The below is an example of setting the CPU to peformance for Ubuntu:

Get setting: “cat
/sys/devices/system/cpu/cpu*/cpufreq/scaling_governor”

Set setting: “echo performance \| sudo tee
/sys/devices/system/cpu/cpu*/cpufreq/scaling_governor”


### 8.3.3. Use Low Latency Kernel¶

There is a 15-20% performance drop on generic kernel in case of BERT, compared with low latency kernel (5.4.0-72-lowlatency), for example, in Ubuntu 18.04. You can use the command line below to install low latency kernel:

sudo apt install linux-lowlatency-hwe-18.04


### 8.3.4. Ensure FW/SW Packages/BMC/CPLD are the Latest¶

Refer to Check Habana Package Installation for no Docker to check for the latest FW/SW Packages/BMC/CPLD versions and make sure they are installed properly.

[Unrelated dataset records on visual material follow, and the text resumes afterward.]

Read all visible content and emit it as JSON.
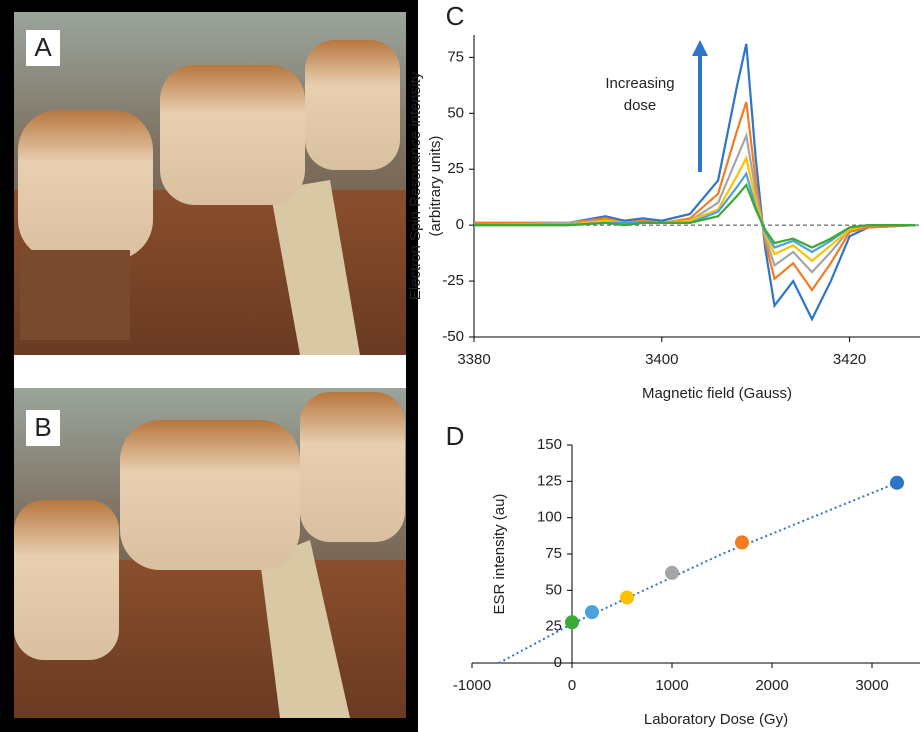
{
  "panel_labels": [
    "A",
    "B",
    "C",
    "D"
  ],
  "chart_data": [
    {
      "type": "line",
      "y_label": [
        "Electron Spin Resonance intensity",
        "(arbitrary units)"
      ],
      "x_label": "Magnetic field (Gauss)",
      "annotation": [
        "Increasing",
        "dose"
      ],
      "x": [
        3380,
        3390,
        3394,
        3396,
        3398,
        3400,
        3403,
        3406,
        3408,
        3409,
        3410,
        3411,
        3412,
        3414,
        3416,
        3418,
        3420,
        3422,
        3427
      ],
      "series": [
        {
          "color": "#2e75c9",
          "values": [
            1,
            1,
            4,
            2,
            3,
            2,
            5,
            20,
            62,
            81,
            30,
            -10,
            -36,
            -25,
            -42,
            -25,
            -5,
            -1,
            0
          ]
        },
        {
          "color": "#f47b20",
          "values": [
            1,
            1,
            3,
            1,
            2,
            1,
            3,
            14,
            42,
            55,
            20,
            -7,
            -24,
            -17,
            -29,
            -17,
            -3,
            -1,
            0
          ]
        },
        {
          "color": "#a5a5a5",
          "values": [
            0,
            1,
            2,
            1,
            1,
            1,
            2,
            10,
            30,
            40,
            15,
            -5,
            -18,
            -12,
            -21,
            -12,
            -2,
            0,
            0
          ]
        },
        {
          "color": "#ffc000",
          "values": [
            0,
            0,
            2,
            1,
            1,
            1,
            2,
            7,
            22,
            30,
            11,
            -4,
            -13,
            -9,
            -16,
            -9,
            -2,
            0,
            0
          ]
        },
        {
          "color": "#4aa3df",
          "values": [
            0,
            0,
            1,
            1,
            1,
            1,
            1,
            6,
            17,
            23,
            8,
            -3,
            -10,
            -7,
            -12,
            -7,
            -1,
            0,
            0
          ]
        },
        {
          "color": "#3aaa35",
          "values": [
            0,
            0,
            1,
            0,
            1,
            1,
            1,
            4,
            13,
            18,
            7,
            -2,
            -8,
            -6,
            -10,
            -6,
            -1,
            0,
            0
          ]
        }
      ],
      "hline": 0,
      "xlim": [
        3380,
        3427.5
      ],
      "xticks": [
        3380,
        3400,
        3420
      ],
      "ylim": [
        -50,
        85
      ],
      "yticks": [
        -50,
        -25,
        0,
        25,
        50,
        75
      ]
    },
    {
      "type": "scatter",
      "y_label": "ESR intensity (au)",
      "x_label": "Laboratory Dose (Gy)",
      "x": [
        0,
        200,
        550,
        1000,
        1700,
        3250
      ],
      "values": [
        28,
        35,
        45,
        62,
        83,
        124
      ],
      "colors": [
        "#3aaa35",
        "#4aa3df",
        "#ffc000",
        "#a5a5a5",
        "#f47b20",
        "#2e75c9"
      ],
      "trend": {
        "color": "#2e75c9",
        "x": [
          -730,
          0,
          500,
          1000,
          1500,
          2000,
          2500,
          3250
        ],
        "values": [
          0,
          27,
          43,
          59,
          75,
          89,
          103,
          124
        ]
      },
      "xlim": [
        -1000,
        3480
      ],
      "xticks": [
        -1000,
        0,
        1000,
        2000,
        3000
      ],
      "ylim": [
        0,
        150
      ],
      "yticks": [
        0,
        25,
        50,
        75,
        100,
        125,
        150
      ]
    }
  ]
}
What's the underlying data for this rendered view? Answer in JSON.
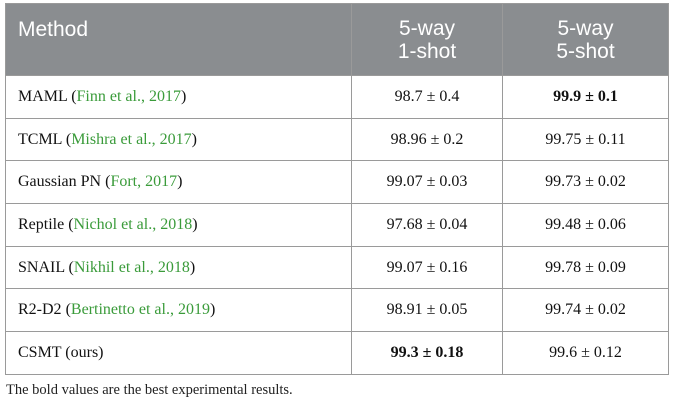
{
  "table": {
    "headers": {
      "method": "Method",
      "col1": [
        "5-way",
        "1-shot"
      ],
      "col2": [
        "5-way",
        "5-shot"
      ]
    },
    "rows": [
      {
        "method": "MAML",
        "cite": "Finn et al., 2017",
        "v1": "98.7 ± 0.4",
        "v2": "99.9 ± 0.1",
        "v1_best": false,
        "v2_best": true
      },
      {
        "method": "TCML",
        "cite": "Mishra et al., 2017",
        "v1": "98.96 ± 0.2",
        "v2": "99.75 ± 0.11",
        "v1_best": false,
        "v2_best": false
      },
      {
        "method": "Gaussian PN",
        "cite": "Fort, 2017",
        "v1": "99.07 ± 0.03",
        "v2": "99.73 ± 0.02",
        "v1_best": false,
        "v2_best": false
      },
      {
        "method": "Reptile",
        "cite": "Nichol et al., 2018",
        "v1": "97.68 ± 0.04",
        "v2": "99.48 ± 0.06",
        "v1_best": false,
        "v2_best": false
      },
      {
        "method": "SNAIL",
        "cite": "Nikhil et al., 2018",
        "v1": "99.07 ± 0.16",
        "v2": "99.78 ± 0.09",
        "v1_best": false,
        "v2_best": false
      },
      {
        "method": "R2-D2",
        "cite": "Bertinetto et al., 2019",
        "v1": "98.91 ± 0.05",
        "v2": "99.74 ± 0.02",
        "v1_best": false,
        "v2_best": false
      },
      {
        "method": "CSMT (ours)",
        "cite": "",
        "v1": "99.3 ± 0.18",
        "v2": "99.6 ± 0.12",
        "v1_best": true,
        "v2_best": false
      }
    ]
  },
  "footnote": "The bold values are the best experimental results.",
  "colors": {
    "header_bg": "#8a8d90",
    "header_text": "#ffffff",
    "citation": "#3a9b3a",
    "border": "#9a9a9a"
  }
}
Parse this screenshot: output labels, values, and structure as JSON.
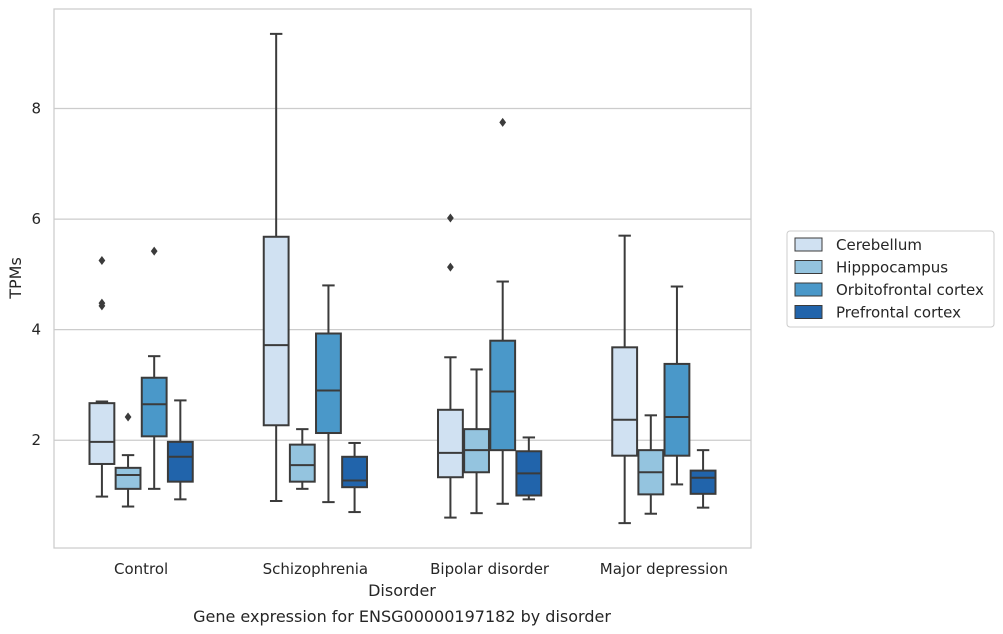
{
  "chart_data": {
    "type": "boxplot",
    "title": "",
    "caption": "Gene expression for ENSG00000197182 by disorder",
    "xlabel": "Disorder",
    "ylabel": "TPMs",
    "ylim": [
      0.05,
      9.8
    ],
    "yticks": [
      2,
      4,
      6,
      8
    ],
    "grid": true,
    "legend_position": "right",
    "categories": [
      "Control",
      "Schizophrenia",
      "Bipolar disorder",
      "Major depression"
    ],
    "series": [
      {
        "name": "Cerebellum",
        "color": "#d0e1f2",
        "boxes": [
          {
            "whislo": 0.98,
            "q1": 1.57,
            "med": 1.97,
            "q3": 2.67,
            "whishi": 2.7,
            "fliers": [
              4.43,
              4.48,
              5.25
            ]
          },
          {
            "whislo": 0.9,
            "q1": 2.27,
            "med": 3.72,
            "q3": 5.68,
            "whishi": 9.35,
            "fliers": []
          },
          {
            "whislo": 0.6,
            "q1": 1.33,
            "med": 1.77,
            "q3": 2.55,
            "whishi": 3.5,
            "fliers": [
              5.13,
              6.02
            ]
          },
          {
            "whislo": 0.5,
            "q1": 1.72,
            "med": 2.37,
            "q3": 3.68,
            "whishi": 5.7,
            "fliers": []
          }
        ]
      },
      {
        "name": "Hipppocampus",
        "color": "#94c4df",
        "boxes": [
          {
            "whislo": 0.8,
            "q1": 1.12,
            "med": 1.37,
            "q3": 1.5,
            "whishi": 1.73,
            "fliers": [
              2.42
            ]
          },
          {
            "whislo": 1.12,
            "q1": 1.25,
            "med": 1.55,
            "q3": 1.92,
            "whishi": 2.2,
            "fliers": []
          },
          {
            "whislo": 0.68,
            "q1": 1.42,
            "med": 1.82,
            "q3": 2.2,
            "whishi": 3.28,
            "fliers": []
          },
          {
            "whislo": 0.67,
            "q1": 1.02,
            "med": 1.42,
            "q3": 1.82,
            "whishi": 2.45,
            "fliers": []
          }
        ]
      },
      {
        "name": "Orbitofrontal cortex",
        "color": "#4a98c9",
        "boxes": [
          {
            "whislo": 1.12,
            "q1": 2.07,
            "med": 2.65,
            "q3": 3.13,
            "whishi": 3.52,
            "fliers": [
              5.42
            ]
          },
          {
            "whislo": 0.88,
            "q1": 2.13,
            "med": 2.9,
            "q3": 3.93,
            "whishi": 4.8,
            "fliers": []
          },
          {
            "whislo": 0.85,
            "q1": 1.82,
            "med": 2.88,
            "q3": 3.8,
            "whishi": 4.87,
            "fliers": [
              7.75
            ]
          },
          {
            "whislo": 1.2,
            "q1": 1.72,
            "med": 2.42,
            "q3": 3.38,
            "whishi": 4.78,
            "fliers": []
          }
        ]
      },
      {
        "name": "Prefrontal cortex",
        "color": "#2164ab",
        "boxes": [
          {
            "whislo": 0.93,
            "q1": 1.25,
            "med": 1.7,
            "q3": 1.97,
            "whishi": 2.72,
            "fliers": []
          },
          {
            "whislo": 0.7,
            "q1": 1.15,
            "med": 1.27,
            "q3": 1.7,
            "whishi": 1.95,
            "fliers": []
          },
          {
            "whislo": 0.93,
            "q1": 1.0,
            "med": 1.4,
            "q3": 1.8,
            "whishi": 2.05,
            "fliers": []
          },
          {
            "whislo": 0.78,
            "q1": 1.03,
            "med": 1.32,
            "q3": 1.45,
            "whishi": 1.82,
            "fliers": []
          }
        ]
      }
    ]
  }
}
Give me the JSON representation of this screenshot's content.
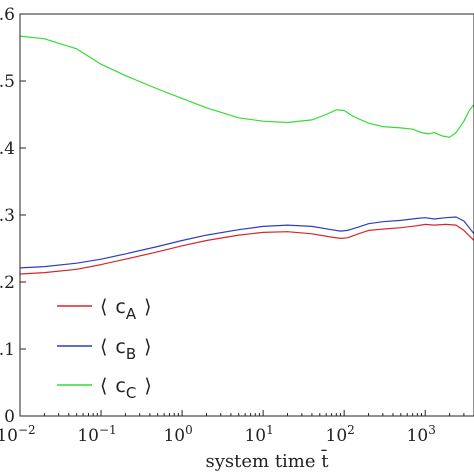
{
  "chart_data": {
    "type": "line",
    "title": "",
    "xlabel": "system time t̄",
    "ylabel": "",
    "xscale": "log",
    "xlim": [
      0.01,
      4000
    ],
    "ylim": [
      0,
      0.6
    ],
    "grid": false,
    "legend_position": "bottom-left",
    "x_ticks": [
      {
        "value": 0.01,
        "base": "10",
        "exp": "−2"
      },
      {
        "value": 0.1,
        "base": "10",
        "exp": "−1"
      },
      {
        "value": 1,
        "base": "10",
        "exp": "0"
      },
      {
        "value": 10,
        "base": "10",
        "exp": "1"
      },
      {
        "value": 100,
        "base": "10",
        "exp": "2"
      },
      {
        "value": 1000,
        "base": "10",
        "exp": "3"
      }
    ],
    "y_ticks": [
      {
        "value": 0,
        "label": "0"
      },
      {
        "value": 0.1,
        "label": ".1"
      },
      {
        "value": 0.2,
        "label": ".2"
      },
      {
        "value": 0.3,
        "label": ".3"
      },
      {
        "value": 0.4,
        "label": ".4"
      },
      {
        "value": 0.5,
        "label": ".5"
      },
      {
        "value": 0.6,
        "label": ".6"
      }
    ],
    "series": [
      {
        "name": "⟨ c_A ⟩",
        "label_open": "⟨",
        "label_main": "c",
        "label_sub": "A",
        "label_close": "⟩",
        "color": "#d62728",
        "points": [
          [
            0.01,
            0.212
          ],
          [
            0.02,
            0.214
          ],
          [
            0.05,
            0.219
          ],
          [
            0.1,
            0.226
          ],
          [
            0.2,
            0.234
          ],
          [
            0.5,
            0.245
          ],
          [
            1,
            0.254
          ],
          [
            2,
            0.262
          ],
          [
            5,
            0.27
          ],
          [
            10,
            0.274
          ],
          [
            20,
            0.275
          ],
          [
            40,
            0.272
          ],
          [
            70,
            0.267
          ],
          [
            90,
            0.265
          ],
          [
            110,
            0.266
          ],
          [
            150,
            0.272
          ],
          [
            200,
            0.277
          ],
          [
            300,
            0.279
          ],
          [
            500,
            0.281
          ],
          [
            800,
            0.284
          ],
          [
            1000,
            0.286
          ],
          [
            1300,
            0.285
          ],
          [
            1800,
            0.286
          ],
          [
            2400,
            0.285
          ],
          [
            3000,
            0.277
          ],
          [
            4000,
            0.262
          ]
        ]
      },
      {
        "name": "⟨ c_B ⟩",
        "label_open": "⟨",
        "label_main": "c",
        "label_sub": "B",
        "label_close": "⟩",
        "color": "#2b3fbf",
        "points": [
          [
            0.01,
            0.221
          ],
          [
            0.02,
            0.223
          ],
          [
            0.05,
            0.228
          ],
          [
            0.1,
            0.234
          ],
          [
            0.2,
            0.242
          ],
          [
            0.5,
            0.253
          ],
          [
            1,
            0.262
          ],
          [
            2,
            0.27
          ],
          [
            5,
            0.278
          ],
          [
            10,
            0.283
          ],
          [
            20,
            0.285
          ],
          [
            40,
            0.283
          ],
          [
            70,
            0.278
          ],
          [
            90,
            0.276
          ],
          [
            110,
            0.277
          ],
          [
            150,
            0.282
          ],
          [
            200,
            0.287
          ],
          [
            300,
            0.29
          ],
          [
            500,
            0.292
          ],
          [
            800,
            0.295
          ],
          [
            1000,
            0.296
          ],
          [
            1300,
            0.294
          ],
          [
            1800,
            0.296
          ],
          [
            2400,
            0.297
          ],
          [
            3000,
            0.291
          ],
          [
            4000,
            0.272
          ]
        ]
      },
      {
        "name": "⟨ c_C ⟩",
        "label_open": "⟨",
        "label_main": "c",
        "label_sub": "C",
        "label_close": "⟩",
        "color": "#33dd33",
        "points": [
          [
            0.01,
            0.567
          ],
          [
            0.02,
            0.563
          ],
          [
            0.05,
            0.548
          ],
          [
            0.1,
            0.525
          ],
          [
            0.2,
            0.508
          ],
          [
            0.5,
            0.488
          ],
          [
            1,
            0.474
          ],
          [
            2,
            0.46
          ],
          [
            5,
            0.445
          ],
          [
            10,
            0.44
          ],
          [
            20,
            0.438
          ],
          [
            40,
            0.442
          ],
          [
            60,
            0.45
          ],
          [
            80,
            0.457
          ],
          [
            100,
            0.456
          ],
          [
            130,
            0.447
          ],
          [
            200,
            0.437
          ],
          [
            300,
            0.432
          ],
          [
            500,
            0.43
          ],
          [
            700,
            0.428
          ],
          [
            900,
            0.423
          ],
          [
            1100,
            0.421
          ],
          [
            1300,
            0.423
          ],
          [
            1600,
            0.418
          ],
          [
            2000,
            0.416
          ],
          [
            2400,
            0.423
          ],
          [
            3000,
            0.44
          ],
          [
            3500,
            0.456
          ],
          [
            4000,
            0.465
          ]
        ]
      }
    ]
  }
}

### 8.3.5. Ensure Docker Run Command Used is the Latest¶

Refer to Run Docker Command to make sure docker run command is installed accordingly.

### 8.3.7. Ensure Gaudi Card Frequency is Set Correctly¶

Refer to Gaudi Clock Freq to check Gaudi card frequency using hl-smi.

### 8.3.8. Ensure Dataset/Model Code/Output are Placed on High Performing Hard Drive (NVME/SSD)¶

For best performance, use NVME for all datasets, model code, and output locations when running the training.

### 8.3.9. Ensure Network ifs for Habana Cards Have Static IP¶

Set the Habana card ifs to have static IPs by running the below command:

./manage_network_ifs.sh --set-ip


For further details, refer to manage_network_ifs.sh.